Your table here is tree. Specifying a match against a column in node applies no sensible selection criteria to tree but is going to match every row in tree, just as if you had said WHERE 1 or WHERE 1 = 1 or WHERE 2+2 != 5, or no rows in tree, as would WHERE 1 = 0. The server returns all rows, LIMIT 1, and if that 1 row doesn't provide the correct 'content,' then the outer query returns no rows... or the subquery returns no rows because the WHERE is imposssible to satisfy. It's not clear, which, without further analysis, but as written, the query does not seem to do what you intend.

I believe you intended this:

 WHERE MATCH(tree.content) AGAINST ...

I admit I am not fully convinced of the validity of the approach, as a solution to what you're really trying to accomplish, but this seems like a logical error that would explan "no results."
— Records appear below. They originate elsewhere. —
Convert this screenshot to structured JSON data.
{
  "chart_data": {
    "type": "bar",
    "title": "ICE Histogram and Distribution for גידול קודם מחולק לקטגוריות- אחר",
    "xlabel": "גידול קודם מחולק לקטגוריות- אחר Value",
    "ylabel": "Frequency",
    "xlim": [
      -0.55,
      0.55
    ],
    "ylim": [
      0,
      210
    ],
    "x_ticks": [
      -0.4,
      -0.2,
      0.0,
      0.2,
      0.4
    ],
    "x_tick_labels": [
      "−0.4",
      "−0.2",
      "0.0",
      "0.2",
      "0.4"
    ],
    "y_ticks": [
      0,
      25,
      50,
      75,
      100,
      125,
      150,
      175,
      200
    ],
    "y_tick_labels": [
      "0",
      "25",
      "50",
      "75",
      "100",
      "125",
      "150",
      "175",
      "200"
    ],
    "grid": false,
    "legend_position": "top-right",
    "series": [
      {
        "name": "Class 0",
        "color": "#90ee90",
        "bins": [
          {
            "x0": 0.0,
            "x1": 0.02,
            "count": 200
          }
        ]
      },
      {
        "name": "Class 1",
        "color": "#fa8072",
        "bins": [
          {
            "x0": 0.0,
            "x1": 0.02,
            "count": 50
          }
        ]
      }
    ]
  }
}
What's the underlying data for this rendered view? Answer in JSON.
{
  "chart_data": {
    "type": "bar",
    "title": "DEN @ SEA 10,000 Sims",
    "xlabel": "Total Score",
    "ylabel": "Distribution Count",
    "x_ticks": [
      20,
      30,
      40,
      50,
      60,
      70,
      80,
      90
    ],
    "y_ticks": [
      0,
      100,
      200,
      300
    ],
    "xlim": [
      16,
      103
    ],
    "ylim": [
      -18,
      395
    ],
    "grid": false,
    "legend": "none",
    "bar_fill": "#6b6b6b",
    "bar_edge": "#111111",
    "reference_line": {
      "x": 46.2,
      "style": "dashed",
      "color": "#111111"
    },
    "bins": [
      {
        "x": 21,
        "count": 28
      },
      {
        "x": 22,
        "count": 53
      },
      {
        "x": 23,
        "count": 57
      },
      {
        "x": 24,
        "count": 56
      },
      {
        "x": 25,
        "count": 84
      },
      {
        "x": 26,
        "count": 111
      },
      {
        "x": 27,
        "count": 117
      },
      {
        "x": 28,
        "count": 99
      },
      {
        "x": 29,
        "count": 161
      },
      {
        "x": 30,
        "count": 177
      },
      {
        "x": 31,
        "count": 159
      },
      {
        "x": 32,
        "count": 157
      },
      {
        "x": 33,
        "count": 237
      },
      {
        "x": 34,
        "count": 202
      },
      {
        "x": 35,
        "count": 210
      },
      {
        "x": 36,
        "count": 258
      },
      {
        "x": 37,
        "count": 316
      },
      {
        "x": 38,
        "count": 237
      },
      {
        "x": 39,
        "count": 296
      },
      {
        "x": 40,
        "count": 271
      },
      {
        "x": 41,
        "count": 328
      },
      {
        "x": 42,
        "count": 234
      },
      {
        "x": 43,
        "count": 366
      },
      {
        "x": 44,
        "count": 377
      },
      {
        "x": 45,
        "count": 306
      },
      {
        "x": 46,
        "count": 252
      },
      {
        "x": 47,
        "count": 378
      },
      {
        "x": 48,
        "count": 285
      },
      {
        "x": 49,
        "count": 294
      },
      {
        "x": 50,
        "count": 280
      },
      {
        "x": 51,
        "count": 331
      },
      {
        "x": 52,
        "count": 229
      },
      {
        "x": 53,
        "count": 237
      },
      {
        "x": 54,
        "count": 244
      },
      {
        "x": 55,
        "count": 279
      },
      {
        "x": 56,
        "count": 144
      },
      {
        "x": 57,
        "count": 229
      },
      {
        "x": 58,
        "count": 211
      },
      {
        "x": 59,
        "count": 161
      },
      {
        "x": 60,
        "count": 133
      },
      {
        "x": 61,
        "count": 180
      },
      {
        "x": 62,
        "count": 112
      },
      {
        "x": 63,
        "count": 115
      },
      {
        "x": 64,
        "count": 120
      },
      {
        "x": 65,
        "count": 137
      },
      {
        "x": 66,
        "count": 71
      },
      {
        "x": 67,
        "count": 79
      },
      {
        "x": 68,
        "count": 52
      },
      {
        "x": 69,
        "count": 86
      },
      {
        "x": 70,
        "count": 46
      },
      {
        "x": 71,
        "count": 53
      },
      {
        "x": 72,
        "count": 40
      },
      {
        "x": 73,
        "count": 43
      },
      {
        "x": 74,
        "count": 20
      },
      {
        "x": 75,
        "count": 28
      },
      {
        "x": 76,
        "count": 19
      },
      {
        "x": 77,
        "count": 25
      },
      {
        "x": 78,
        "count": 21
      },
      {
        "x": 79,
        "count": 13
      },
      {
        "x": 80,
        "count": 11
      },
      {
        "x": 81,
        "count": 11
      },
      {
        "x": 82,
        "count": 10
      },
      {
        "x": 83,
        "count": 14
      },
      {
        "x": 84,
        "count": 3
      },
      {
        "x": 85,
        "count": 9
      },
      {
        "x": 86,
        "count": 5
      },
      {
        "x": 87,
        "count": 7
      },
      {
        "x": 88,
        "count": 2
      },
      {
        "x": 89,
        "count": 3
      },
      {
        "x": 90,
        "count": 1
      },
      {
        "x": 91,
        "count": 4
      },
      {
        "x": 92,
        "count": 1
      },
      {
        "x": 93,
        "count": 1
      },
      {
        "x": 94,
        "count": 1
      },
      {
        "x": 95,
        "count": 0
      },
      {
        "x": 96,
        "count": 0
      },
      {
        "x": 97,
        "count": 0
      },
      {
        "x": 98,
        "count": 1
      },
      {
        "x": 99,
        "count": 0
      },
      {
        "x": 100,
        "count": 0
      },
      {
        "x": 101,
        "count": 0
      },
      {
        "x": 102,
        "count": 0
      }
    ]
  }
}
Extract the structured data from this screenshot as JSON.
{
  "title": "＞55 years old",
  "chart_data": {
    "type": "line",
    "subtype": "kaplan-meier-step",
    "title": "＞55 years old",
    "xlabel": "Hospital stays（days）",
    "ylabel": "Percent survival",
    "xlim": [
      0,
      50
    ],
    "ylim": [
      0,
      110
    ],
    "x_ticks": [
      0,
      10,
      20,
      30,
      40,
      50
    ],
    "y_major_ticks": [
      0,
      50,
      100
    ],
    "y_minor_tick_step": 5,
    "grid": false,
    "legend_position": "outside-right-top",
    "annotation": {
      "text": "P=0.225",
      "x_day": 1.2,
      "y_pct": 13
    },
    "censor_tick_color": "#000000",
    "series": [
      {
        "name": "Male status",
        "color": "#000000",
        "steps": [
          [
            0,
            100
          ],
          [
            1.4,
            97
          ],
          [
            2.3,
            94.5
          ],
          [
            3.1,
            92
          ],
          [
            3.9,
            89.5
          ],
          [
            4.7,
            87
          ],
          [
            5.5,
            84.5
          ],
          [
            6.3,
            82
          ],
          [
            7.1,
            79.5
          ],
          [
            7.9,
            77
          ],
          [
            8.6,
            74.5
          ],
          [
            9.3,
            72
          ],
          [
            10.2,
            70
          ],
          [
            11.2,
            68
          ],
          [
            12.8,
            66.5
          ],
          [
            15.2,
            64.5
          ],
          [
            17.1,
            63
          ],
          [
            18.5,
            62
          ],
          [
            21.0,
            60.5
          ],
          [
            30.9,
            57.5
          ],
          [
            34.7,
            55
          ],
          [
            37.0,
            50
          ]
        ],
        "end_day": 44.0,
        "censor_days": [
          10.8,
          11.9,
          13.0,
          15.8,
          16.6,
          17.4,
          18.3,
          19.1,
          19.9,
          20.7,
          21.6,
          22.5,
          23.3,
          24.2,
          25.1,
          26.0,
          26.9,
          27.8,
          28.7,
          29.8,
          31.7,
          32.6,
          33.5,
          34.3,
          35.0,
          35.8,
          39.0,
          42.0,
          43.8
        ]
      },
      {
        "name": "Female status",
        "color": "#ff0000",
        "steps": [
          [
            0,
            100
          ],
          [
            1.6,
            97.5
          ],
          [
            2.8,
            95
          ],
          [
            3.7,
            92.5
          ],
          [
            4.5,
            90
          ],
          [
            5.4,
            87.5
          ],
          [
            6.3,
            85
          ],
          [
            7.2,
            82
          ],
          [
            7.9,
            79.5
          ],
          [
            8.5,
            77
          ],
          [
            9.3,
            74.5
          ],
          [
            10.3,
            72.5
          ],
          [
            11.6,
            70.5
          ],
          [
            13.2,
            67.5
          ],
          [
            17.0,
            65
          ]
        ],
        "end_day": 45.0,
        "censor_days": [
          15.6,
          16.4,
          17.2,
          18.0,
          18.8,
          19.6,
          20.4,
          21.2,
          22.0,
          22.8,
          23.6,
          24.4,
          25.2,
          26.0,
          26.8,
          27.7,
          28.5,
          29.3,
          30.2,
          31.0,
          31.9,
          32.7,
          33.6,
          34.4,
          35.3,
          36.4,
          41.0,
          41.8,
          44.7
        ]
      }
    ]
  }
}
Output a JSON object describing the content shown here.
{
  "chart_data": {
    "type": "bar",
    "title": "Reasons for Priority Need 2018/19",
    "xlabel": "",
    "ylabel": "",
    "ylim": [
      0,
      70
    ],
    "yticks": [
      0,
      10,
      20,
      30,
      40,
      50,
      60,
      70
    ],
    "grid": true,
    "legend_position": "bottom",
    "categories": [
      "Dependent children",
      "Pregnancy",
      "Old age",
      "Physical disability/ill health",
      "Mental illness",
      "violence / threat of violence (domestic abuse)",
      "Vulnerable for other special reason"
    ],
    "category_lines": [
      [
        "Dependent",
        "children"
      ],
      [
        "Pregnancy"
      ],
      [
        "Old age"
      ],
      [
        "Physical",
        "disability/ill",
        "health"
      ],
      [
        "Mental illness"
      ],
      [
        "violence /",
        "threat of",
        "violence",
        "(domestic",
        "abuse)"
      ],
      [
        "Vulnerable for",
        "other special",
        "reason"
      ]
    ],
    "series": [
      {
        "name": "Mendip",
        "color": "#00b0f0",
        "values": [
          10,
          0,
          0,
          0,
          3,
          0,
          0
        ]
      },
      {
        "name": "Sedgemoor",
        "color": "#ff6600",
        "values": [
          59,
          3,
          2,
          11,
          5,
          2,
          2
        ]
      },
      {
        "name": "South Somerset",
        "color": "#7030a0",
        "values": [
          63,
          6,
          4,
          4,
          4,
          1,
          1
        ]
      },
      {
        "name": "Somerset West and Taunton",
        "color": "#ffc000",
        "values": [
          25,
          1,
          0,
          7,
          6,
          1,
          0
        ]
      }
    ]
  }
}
You might also find value in my answer to MYSQL matching one column to another in a different table via a FULLTEXT index on dba.SE, the Stack Exchange site for database administrators. Of course, by "a different table," the question actually referred to a join, so that solution is also useful for joining a table to itself. The solution uses a stored function to relieve the restriction against referencing a column in AGAINST(), which you don't need, but it also handles the LIMIT 1 so that you get a scalar value.

However... it seems like if you want multiple rows, a scalar subquery or a stored function isn't right, either. You need a derived table, which MySQL calls a subquery in the FROM clause. Support for LIMIT in derived tables varies by server version, IIRC.